Abstract:In recent years, graph contrastive learning (GCL) has emerged as one of the optimal solutions for various supervised tasks at the node level. However, for unsupervised and structure-related tasks such as community detection, current GCL algorithms face difficulties in acquiring the necessary community-level information, resulting in poor performance. In addition, general contrastive learning algorithms improve the performance of downstream tasks by increasing the number of negative samples, which leads to severe class collision and unfairness of community detection. To address above issues, we propose a novel Community-aware Efficient Graph Contrastive Learning Framework (CEGCL) to jointly learn community partition and node representations in an end-to-end manner.

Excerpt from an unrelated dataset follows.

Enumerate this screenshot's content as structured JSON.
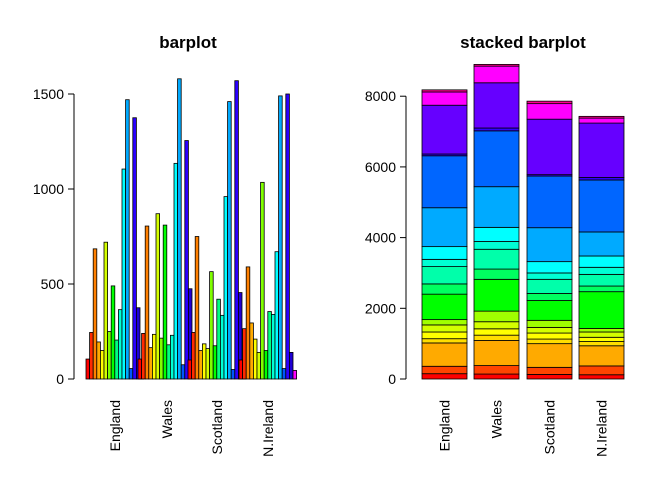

Specifically, we first design a personalized self-training (PeST) strategy for unsupervised scenarios, which enables our model to capture precise community-level personalized information in a graph. With the benefit of the PeST, we alleviate class collision and unfairness without sacrificing the overall model performance. Furthermore, the aligned graph clustering (AlGC) is employed to obtain the community partition. In this module, we align the clustering space of our downstream task with that in PeST to achieve more consistent node embeddings. Finally, we demonstrate the effectiveness of our model for community detection both theoretically and experimentally. Extensive experimental results also show that our CEGCL exhibits state-of-the-art performance on three benchmark datasets with different scales.